Houses are getting more expensive, and, at the same time, central Ohio is growing exponentially, with some reports showing Columbus’ population doubling by 2050.

According to, the median listing home price in Columbus was $289,000 as of July, a year-over-year increase of 11.2%.

“Central Ohio doesn’t need to wait to see the overcrowding and to see that unsheltered homelessness before we move,” Carlie Boos, the executive director of the Affordable Housing Alliance Central Ohio, said. “We don’t need to wait until the housing market is so broken that it takes half a million dollars to buy your first home.”

She said there is an extreme need for this type of housing right now.

“When you have more people than you have homes, someone is going to lose that game of musical chairs,” Boos said.

It’s for this reason Columbus is making significant investments towards accessible and affordable housing.

“We have a supply and demand issue in the city of Columbus,” city councilmember Shayla Favor said. “That is why we are seeing rent go up, sometimes double or triple in some communities.”

She is spearheading these efforts at city council.

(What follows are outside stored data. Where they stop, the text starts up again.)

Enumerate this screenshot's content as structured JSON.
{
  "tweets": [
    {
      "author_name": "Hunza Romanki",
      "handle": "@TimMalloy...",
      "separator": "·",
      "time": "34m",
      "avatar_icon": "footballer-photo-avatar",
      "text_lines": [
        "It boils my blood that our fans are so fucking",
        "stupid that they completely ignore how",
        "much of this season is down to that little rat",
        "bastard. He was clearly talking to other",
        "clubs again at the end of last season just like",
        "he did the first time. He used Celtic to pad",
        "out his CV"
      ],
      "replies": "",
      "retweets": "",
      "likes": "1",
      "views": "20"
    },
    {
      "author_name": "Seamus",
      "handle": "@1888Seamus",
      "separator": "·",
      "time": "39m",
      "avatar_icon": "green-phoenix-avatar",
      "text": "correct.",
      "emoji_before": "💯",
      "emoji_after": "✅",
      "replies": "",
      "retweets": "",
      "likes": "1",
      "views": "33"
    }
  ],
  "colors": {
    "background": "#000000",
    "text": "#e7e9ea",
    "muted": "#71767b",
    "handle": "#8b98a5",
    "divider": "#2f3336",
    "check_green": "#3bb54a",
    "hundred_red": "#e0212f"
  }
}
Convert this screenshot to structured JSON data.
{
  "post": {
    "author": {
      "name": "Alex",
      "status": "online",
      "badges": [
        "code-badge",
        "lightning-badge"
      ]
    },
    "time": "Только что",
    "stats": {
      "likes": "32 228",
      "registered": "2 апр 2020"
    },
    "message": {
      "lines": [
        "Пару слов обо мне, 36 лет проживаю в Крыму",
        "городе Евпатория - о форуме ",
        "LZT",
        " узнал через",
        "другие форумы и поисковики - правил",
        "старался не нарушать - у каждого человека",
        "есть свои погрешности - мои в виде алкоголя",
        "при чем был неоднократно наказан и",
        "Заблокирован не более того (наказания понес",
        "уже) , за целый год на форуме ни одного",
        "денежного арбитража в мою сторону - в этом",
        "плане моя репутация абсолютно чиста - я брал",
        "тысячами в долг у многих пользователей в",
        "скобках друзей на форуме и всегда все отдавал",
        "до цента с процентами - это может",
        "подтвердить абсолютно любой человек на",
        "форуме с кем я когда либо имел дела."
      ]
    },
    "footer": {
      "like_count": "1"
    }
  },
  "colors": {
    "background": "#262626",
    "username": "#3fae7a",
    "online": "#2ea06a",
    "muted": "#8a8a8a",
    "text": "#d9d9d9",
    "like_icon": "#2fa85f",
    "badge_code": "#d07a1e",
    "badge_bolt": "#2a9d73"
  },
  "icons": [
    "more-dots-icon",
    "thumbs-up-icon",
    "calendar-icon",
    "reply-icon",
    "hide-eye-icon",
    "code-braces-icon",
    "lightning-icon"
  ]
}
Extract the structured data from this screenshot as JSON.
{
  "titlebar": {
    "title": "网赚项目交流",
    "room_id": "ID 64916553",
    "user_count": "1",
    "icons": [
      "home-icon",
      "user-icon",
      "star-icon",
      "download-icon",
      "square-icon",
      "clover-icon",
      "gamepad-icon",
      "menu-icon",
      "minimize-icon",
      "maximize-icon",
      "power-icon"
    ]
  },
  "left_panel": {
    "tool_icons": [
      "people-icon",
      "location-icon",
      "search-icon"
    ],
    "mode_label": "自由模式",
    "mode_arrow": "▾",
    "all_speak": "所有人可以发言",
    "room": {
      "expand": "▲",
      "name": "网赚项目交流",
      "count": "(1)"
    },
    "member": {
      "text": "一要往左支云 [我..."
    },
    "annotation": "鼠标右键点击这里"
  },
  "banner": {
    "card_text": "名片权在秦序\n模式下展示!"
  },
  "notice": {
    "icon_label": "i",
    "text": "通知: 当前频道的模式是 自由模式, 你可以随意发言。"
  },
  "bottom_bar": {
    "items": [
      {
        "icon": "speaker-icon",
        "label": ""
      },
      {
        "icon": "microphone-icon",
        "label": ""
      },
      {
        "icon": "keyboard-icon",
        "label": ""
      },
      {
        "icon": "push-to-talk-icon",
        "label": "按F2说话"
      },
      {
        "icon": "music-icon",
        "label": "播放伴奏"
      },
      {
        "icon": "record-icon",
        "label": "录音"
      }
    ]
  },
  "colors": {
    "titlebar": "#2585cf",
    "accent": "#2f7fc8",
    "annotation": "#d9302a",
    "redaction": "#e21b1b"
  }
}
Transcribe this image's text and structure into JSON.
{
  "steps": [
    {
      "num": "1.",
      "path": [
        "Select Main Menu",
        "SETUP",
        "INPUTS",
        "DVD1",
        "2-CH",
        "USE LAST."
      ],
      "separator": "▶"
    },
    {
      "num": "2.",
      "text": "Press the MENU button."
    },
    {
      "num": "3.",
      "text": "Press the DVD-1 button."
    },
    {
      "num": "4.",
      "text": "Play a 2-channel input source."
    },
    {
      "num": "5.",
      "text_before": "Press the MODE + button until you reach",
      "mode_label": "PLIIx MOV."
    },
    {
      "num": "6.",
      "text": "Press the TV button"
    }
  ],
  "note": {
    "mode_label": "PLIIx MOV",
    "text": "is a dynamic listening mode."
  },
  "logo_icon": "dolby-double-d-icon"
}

Last month, council passed legislation funding new projects across the city, rental protections, and much more.

“We have to be building across the board,” Favor said. “We need affordable housing across all income structures.”

One such project is Easton Place Homes, being built in conjunction with Homeport.

The two have worked together on a number of housing initiatives across the city. When it’s all said and done, the building will have 200 units ranging from 1 to 3 bedrooms.

And for residents already in these types of units, they’ve felt the impact.

“Some of the places I lived along the way there were things like mold, some other environmental issues to the point it took my voice away for a number of years,” resident Michael Roebuck said. “As the years rolled by I had a chance to not only take my hat off to them but benefit from it so thank you City of Columbus.”

It’s stories like these that encourage Favor, though she knows it’s not that simple.

“The reality is there is a stigma around the word affordable housing but I want to help demystify what that actually looks like,” she said. “We can’t dictate where somebody is going to move; we just need to make sure we have enough units to accommodate that growth.”